Now, we know about the Arithmetic progression sequence for the $n^{th}$ term is ${a_n} = a + \left( {n - 1} \right)d$.
Now, calculate the value of ${a_n}$ where $n = 2$. Substitute the value of $n = 2$ and ${a_n} = 14$ in the expression ${a_n} = a + \left( {n - 1} \right)d$.
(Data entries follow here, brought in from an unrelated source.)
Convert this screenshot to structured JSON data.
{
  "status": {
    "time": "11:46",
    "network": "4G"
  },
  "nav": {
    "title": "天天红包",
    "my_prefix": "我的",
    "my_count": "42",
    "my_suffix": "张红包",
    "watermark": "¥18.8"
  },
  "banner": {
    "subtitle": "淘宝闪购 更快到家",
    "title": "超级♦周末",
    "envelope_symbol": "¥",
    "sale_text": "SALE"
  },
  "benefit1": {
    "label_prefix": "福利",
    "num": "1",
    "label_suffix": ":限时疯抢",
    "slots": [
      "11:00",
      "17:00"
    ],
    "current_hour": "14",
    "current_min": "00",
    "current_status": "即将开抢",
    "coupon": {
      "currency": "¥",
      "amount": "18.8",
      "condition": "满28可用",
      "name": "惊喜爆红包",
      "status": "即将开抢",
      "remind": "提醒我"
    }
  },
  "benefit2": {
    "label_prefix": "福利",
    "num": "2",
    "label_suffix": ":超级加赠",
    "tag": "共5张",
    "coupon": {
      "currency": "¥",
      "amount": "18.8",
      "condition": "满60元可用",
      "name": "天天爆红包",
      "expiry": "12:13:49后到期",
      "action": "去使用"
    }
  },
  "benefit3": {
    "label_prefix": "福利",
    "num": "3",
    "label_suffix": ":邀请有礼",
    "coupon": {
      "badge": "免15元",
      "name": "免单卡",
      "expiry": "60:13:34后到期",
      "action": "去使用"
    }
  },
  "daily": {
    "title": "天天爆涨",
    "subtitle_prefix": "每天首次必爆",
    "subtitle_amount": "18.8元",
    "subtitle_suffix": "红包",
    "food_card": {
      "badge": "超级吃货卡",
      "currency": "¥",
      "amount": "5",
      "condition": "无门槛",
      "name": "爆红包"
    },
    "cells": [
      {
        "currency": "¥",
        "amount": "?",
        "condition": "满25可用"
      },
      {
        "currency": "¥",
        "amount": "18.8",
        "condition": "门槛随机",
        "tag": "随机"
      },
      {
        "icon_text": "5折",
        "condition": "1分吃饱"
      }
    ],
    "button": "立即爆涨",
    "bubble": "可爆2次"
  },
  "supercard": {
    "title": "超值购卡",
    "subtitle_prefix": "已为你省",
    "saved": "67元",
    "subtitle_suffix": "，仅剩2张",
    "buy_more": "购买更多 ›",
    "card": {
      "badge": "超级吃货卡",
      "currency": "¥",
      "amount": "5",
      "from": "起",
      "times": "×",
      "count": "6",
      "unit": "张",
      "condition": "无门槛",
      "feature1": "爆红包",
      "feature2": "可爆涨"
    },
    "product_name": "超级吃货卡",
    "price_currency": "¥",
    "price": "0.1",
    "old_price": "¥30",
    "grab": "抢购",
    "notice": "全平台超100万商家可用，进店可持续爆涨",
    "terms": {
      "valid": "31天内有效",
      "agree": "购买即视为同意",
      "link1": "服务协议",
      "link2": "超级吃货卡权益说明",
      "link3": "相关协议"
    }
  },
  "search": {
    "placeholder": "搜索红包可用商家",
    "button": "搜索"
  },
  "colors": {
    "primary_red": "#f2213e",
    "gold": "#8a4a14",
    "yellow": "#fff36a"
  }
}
14 = a + d\\\ a = 14 - d$$ -----(i) Now, calculate the value of ${a_n}$ where $n = 3$. Substitute the value of $n = 3$ and $${a_n} = 18$$ in the expression $${a_n} = a + \left( {n - 1} \right)d$$. $$18 = a + \left( {3 - 1} \right)d\\\ 18 = a + 2d\\\ a = 18 - 2d$$-----(ii) Now, subtract the equation (i) from equation (ii) and obtain the value of d: $$14 - d = 18 - 2d\\\ d = 4$$ Calculate the value of a by substituting the value of d in the equation (i). $$a = 14 - 4\\\ a = 10$$ Now, we know about the formula of the sum of n terms in Arithmetic progression that is given by the following expression $${S_n} = \dfrac{n}{2}\left[ {2a + \left( {n - 1} \right)d} \right]$$. Now, calculate the value of ${S_n}$ where $n = 51,a = 10,{\rm{ and }}d = 4$. Substitute the values in the expression $${S_n} = \dfrac{n}{2}\left[ {2a + \left( {n - 1} \right)d} \right]$$. $${S_{51}} = \dfrac{{51}}{2}\left[ {2\left( {10} \right) + \left( {51 - 1} \right)4} \right]\\\ = 25.5\left[ {220} \right]\\\ = 5,610$$ **Hence, the sum of the first 51 terms of an Arithmetic progression is $${S_{51}} = 5,610$$.** **Note:** Here we learn about the Arithmetic mean, if $$a,b,c$$ is in arithmetic progression, then the arithmetic mean is expressed by $$b = \dfrac{{a + c}}{2}$$ where b is called the arithmetic mean of a and c. the general formula of the arithmetic for n positive numbers $${a_1},{a_2},{a_3},...,{a_n}$$ is given by $\text{Arithmetic mean}$ = $$\dfrac{{{a_1} + {a_2} + {a_3} + ... + {a_n}}}{n}$$.